3. Aux termes de l’article R. 221-1 du code de la route, dans sa rédaction applicable aux faits de l’espèce :  » I.- Nul ne peut conduire un véhicule ou un ensemble de véhicules, pour la conduite duquel le permis de conduire est exigé par le présent code, s’il n’est titulaire de la catégorie correspondante du permis de conduire en état de validité (…). I bis. – La durée de validité des titres attestant de la qualité de titulaire du permis de conduire est limitée ainsi qu’il suit : 2° (…) les permis de conduire comportant les catégories (…) D, (…) ont une durée de validité de cinq ans. / La date limite de validité est inscrite sur le titre de conduite. Les conditions de renouvellement des titres attestant de la qualité de titulaire du permis de conduire sont fixées par arrêté du ministre chargé de la sécurité routière « . Aux termes de l’article R. 221-11 du même code :  » I. – Lorsqu’une visite médicale est obligatoire en vue de la délivrance ou du renouvellement du permis de conduire (…). II. – La validité du permis ainsi délivré ne peut être prorogée qu’après l’avis médical établi par un médecin agréé consultant hors commission médicale ou par la commission médicale. / III.- La demande de prorogation doit être adressée au préfet du département du domicile du pétitionnaire.  »

4. En estimant, après avoir relevé que M. A… ne contestait ni avoir continué à exercer ses fonctions de conducteur de car en sachant que la durée de validité de son permis de conduire était arrivée à expiration, ni la circonstance qu’il lui incombait de solliciter en temps utile la prorogation de son titre de conduite, que ces faits n’étaient pas d’une gravité suffisante pour justifier le licenciement du salarié, la cour administrative d’appel de Paris a, eu égard aux risques auxquels cette méconnaissance délibérée des dispositions du code de la route relatives au permis de conduire a exposé l’employeur, inexactement qualifié les faits qui lui étaient soumis.

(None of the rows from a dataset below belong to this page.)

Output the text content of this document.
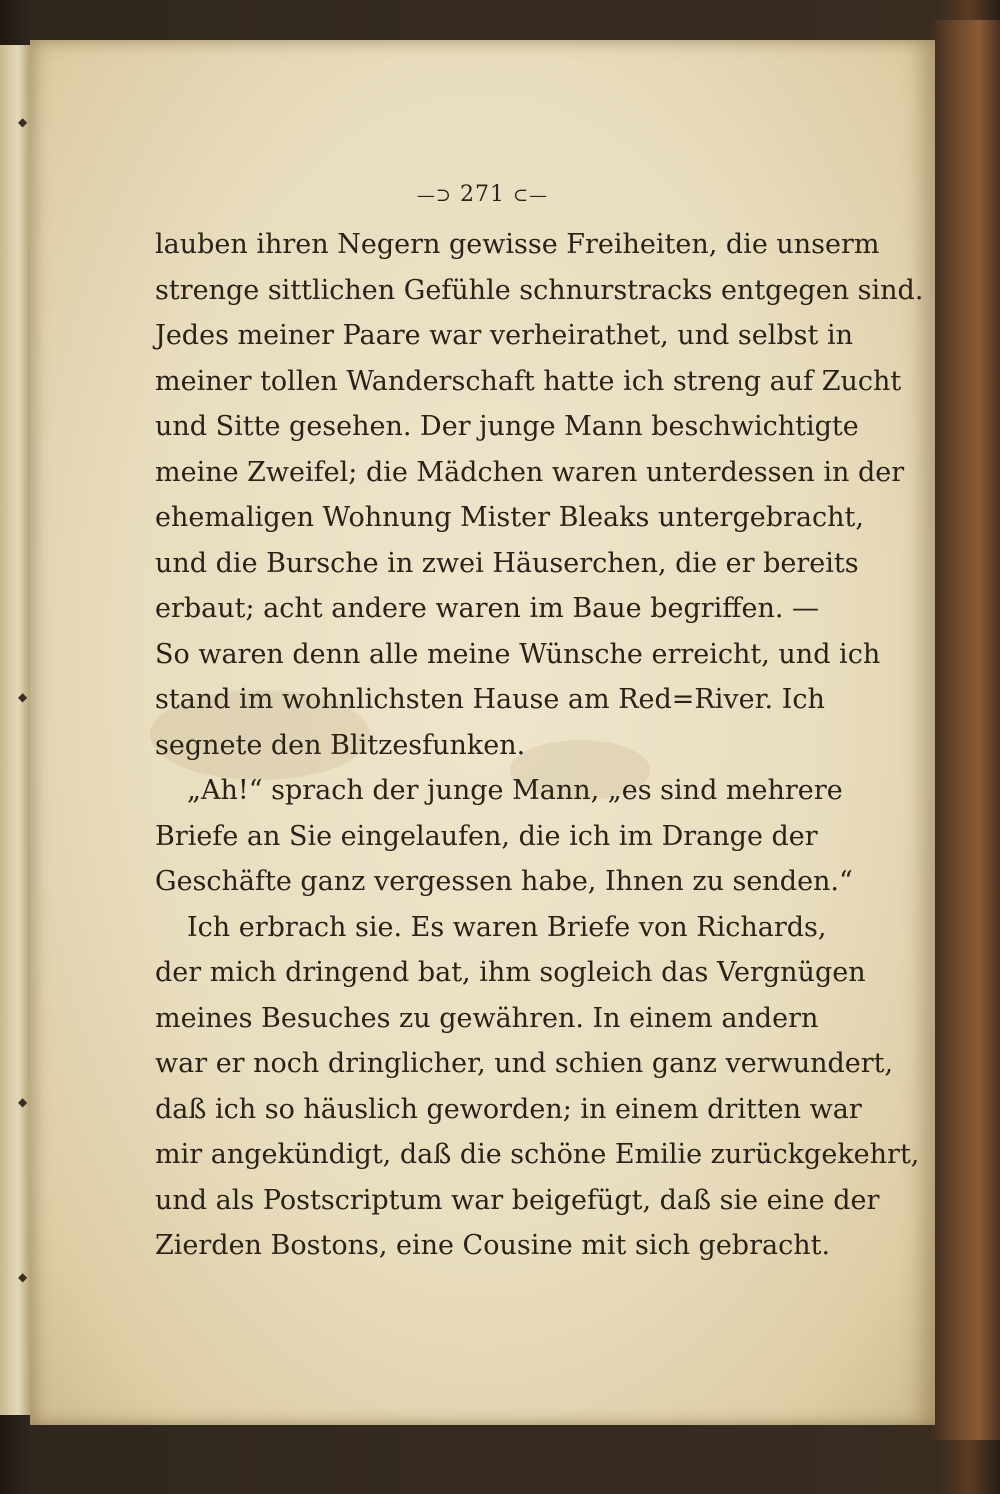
—⊃ 271 ⊂—
lauben ihren Negern gewisse Freiheiten, die unserm
strenge sittlichen Gefühle schnurstracks entgegen sind.
Jedes meiner Paare war verheirathet, und selbst in
meiner tollen Wanderschaft hatte ich streng auf Zucht
und Sitte gesehen. Der junge Mann beschwichtigte
meine Zweifel; die Mädchen waren unterdessen in der
ehemaligen Wohnung Mister Bleaks untergebracht,
und die Bursche in zwei Häuserchen, die er bereits
erbaut; acht andere waren im Baue begriffen. —
So waren denn alle meine Wünsche erreicht, und ich
stand im wohnlichsten Hause am Red=River. Ich
segnete den Blitzesfunken.
„Ah!“ sprach der junge Mann, „es sind mehrere
Briefe an Sie eingelaufen, die ich im Drange der
Geschäfte ganz vergessen habe, Ihnen zu senden.“
Ich erbrach sie. Es waren Briefe von Richards,
der mich dringend bat, ihm sogleich das Vergnügen
meines Besuches zu gewähren. In einem andern
war er noch dringlicher, und schien ganz verwundert,
daß ich so häuslich geworden; in einem dritten war
mir angekündigt, daß die schöne Emilie zurückgekehrt,
und als Postscriptum war beigefügt, daß sie eine der
Zierden Bostons, eine Cousine mit sich gebracht.
◆
◆
◆
◆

5. Il résulte de ce qui précède, sans qu’il soit besoin de se prononcer sur les autres moyens du pourvoi, que la société N’4 Mobilités est fondée à demander l’annulation de l’arrêt qu’elle attaque. Toutefois il n’y a pas lieu, dans les circonstances de l’espèce, de faire droit aux conclusions présentées par la société N’4 Mobilités au titre de l’article L. 761-1 du code de justice administrative.

D E C I D E :
————–
Article 1er : L’arrêt du 20 novembre 2018 de la cour administrative d’appel de Paris est annulé.
Article 2 : L’affaire est renvoyée à la cour administrative d’appel de Paris.
Article 3 : Le surplus des conclusions du pourvoi de la société N’4 Mobilités est rejeté.
Article 4 : La présente décision sera notifiée à la société N’4 Mobilités et à M. D… A….
Copie en sera adressée à la ministre du travail, de l’emploi et de l’insertion.